This week the Department of Labor (DOL) defended its rule requiring federal contractors to post notices informing employees of their right to unionize. The National Association of Manufacturers (NAM) and the Virginia Manufacturers Association have brought a challenge to the rule in federal court based upon statutory and First Amendment grounds.
In its opposition to NAM’s motion for summary judgment, the DOL rejected NAM’s contention that the notices constitute “compelled speech” interfering with federal contractors’ First Amendment Rights. Instead, DOL argued, “[i]f plaintiffs do not like the terms of doing business with the federal government, their recourse is to decline the government’s money.” In addition, DOL argued that the notices promote a more efficient employment environment by preventing labor unrest.
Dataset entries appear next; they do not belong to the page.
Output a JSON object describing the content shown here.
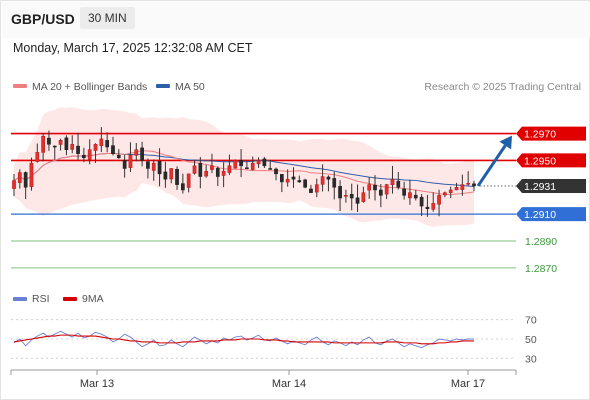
{
  "header": {
    "pair": "GBP/USD",
    "timeframe": "30 MIN",
    "datetime": "Monday, March 17, 2025 12:32:08 AM CET"
  },
  "legend": {
    "ma20_label": "MA 20 + Bollinger Bands",
    "ma50_label": "MA 50",
    "credit": "Research © 2025 Trading Central",
    "rsi_label": "RSI",
    "ma9_label": "9MA"
  },
  "colors": {
    "ma20": "#f08080",
    "ma50": "#2f5ea8",
    "resistance": "#e00000",
    "support": "#2f6fd6",
    "target": "#3a9a3a",
    "current": "#333333",
    "arrow": "#1f5fa8",
    "rsi": "#6a7fd6",
    "ma9": "#d40000"
  },
  "chart_data": {
    "type": "candlestick",
    "pair": "GBP/USD",
    "ylim": [
      1.2855,
      1.2995
    ],
    "x_ticks": [
      "Mar 13",
      "Mar 14",
      "Mar 17"
    ],
    "levels": [
      {
        "label": "1.2970",
        "value": 1.297,
        "kind": "resistance"
      },
      {
        "label": "1.2950",
        "value": 1.295,
        "kind": "resistance"
      },
      {
        "label": "1.2931",
        "value": 1.2931,
        "kind": "current"
      },
      {
        "label": "1.2910",
        "value": 1.291,
        "kind": "support"
      },
      {
        "label": "1.2890",
        "value": 1.289,
        "kind": "target"
      },
      {
        "label": "1.2870",
        "value": 1.287,
        "kind": "target"
      }
    ],
    "projection": {
      "from": 1.2931,
      "to": 1.297
    },
    "candles_close": [
      1.2935,
      1.2941,
      1.293,
      1.2948,
      1.2956,
      1.2968,
      1.2962,
      1.296,
      1.2965,
      1.2958,
      1.2962,
      1.2955,
      1.2952,
      1.2958,
      1.2962,
      1.2966,
      1.296,
      1.2955,
      1.2952,
      1.2944,
      1.2954,
      1.2958,
      1.295,
      1.2944,
      1.2948,
      1.294,
      1.2936,
      1.2944,
      1.2932,
      1.2928,
      1.294,
      1.2946,
      1.2938,
      1.2942,
      1.2946,
      1.2938,
      1.2942,
      1.2946,
      1.295,
      1.2946,
      1.2944,
      1.2948,
      1.295,
      1.2946,
      1.2944,
      1.294,
      1.2934,
      1.2936,
      1.2936,
      1.2934,
      1.293,
      1.2926,
      1.2932,
      1.2938,
      1.2936,
      1.293,
      1.2922,
      1.2924,
      1.2922,
      1.2918,
      1.2926,
      1.2932,
      1.2928,
      1.2924,
      1.2932,
      1.2936,
      1.293,
      1.2924,
      1.2926,
      1.2922,
      1.2916,
      1.2914,
      1.2918,
      1.2924,
      1.2926,
      1.2928,
      1.293,
      1.2932,
      1.2933,
      1.2931
    ],
    "rsi": {
      "ylim": [
        20,
        80
      ],
      "ticks": [
        {
          "label": "70",
          "value": 70
        },
        {
          "label": "50",
          "value": 50
        },
        {
          "label": "30",
          "value": 30
        }
      ],
      "values": [
        46,
        50,
        43,
        49,
        53,
        56,
        52,
        55,
        58,
        55,
        52,
        56,
        51,
        53,
        57,
        55,
        52,
        47,
        50,
        55,
        52,
        47,
        42,
        45,
        49,
        43,
        44,
        49,
        45,
        42,
        47,
        52,
        49,
        45,
        48,
        46,
        51,
        49,
        52,
        53,
        49,
        51,
        54,
        49,
        48,
        51,
        48,
        45,
        48,
        46,
        44,
        49,
        52,
        47,
        44,
        48,
        46,
        43,
        47,
        44,
        49,
        52,
        46,
        44,
        48,
        50,
        46,
        42,
        45,
        43,
        41,
        44,
        46,
        50,
        49,
        48,
        50,
        49,
        50,
        50
      ],
      "ma9": [
        47,
        48,
        49,
        50,
        51,
        52,
        53,
        53,
        54,
        54,
        54,
        53,
        53,
        53,
        53,
        52,
        51,
        50,
        50,
        49,
        48,
        48,
        47,
        47,
        47,
        46,
        46,
        46,
        46,
        47,
        47,
        47,
        48,
        48,
        48,
        48,
        49,
        49,
        49,
        50,
        50,
        50,
        50,
        49,
        49,
        49,
        48,
        48,
        47,
        47,
        47,
        47,
        47,
        47,
        47,
        46,
        46,
        46,
        46,
        46,
        46,
        46,
        46,
        46,
        47,
        47,
        47,
        46,
        46,
        46,
        45,
        45,
        45,
        46,
        46,
        47,
        47,
        48,
        48,
        48
      ]
    }
  }
}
Each side relied on competing D.C. Circuit authority to support their respective positions. In its motion for summary judgment, NAM cited the D.C. Circuit’s 2013 decision in NAM v. National Labor Relations Board, in which NAM successfully struck down the National Labor Relations Board’s requirement that employers post notices identical to those required by DOL on the grounds that it was compelled speech that violated Section 8(c) of the National Labor Rights Act (NLRA). DOL countered by pointing to the D.C. Circuit’s 2003 decision in United Auto Workers-Labor Employment Training Corp. v. Chao, which rejected the United Auto Workers’ challenge to required notices informing employees of their right not to join a union.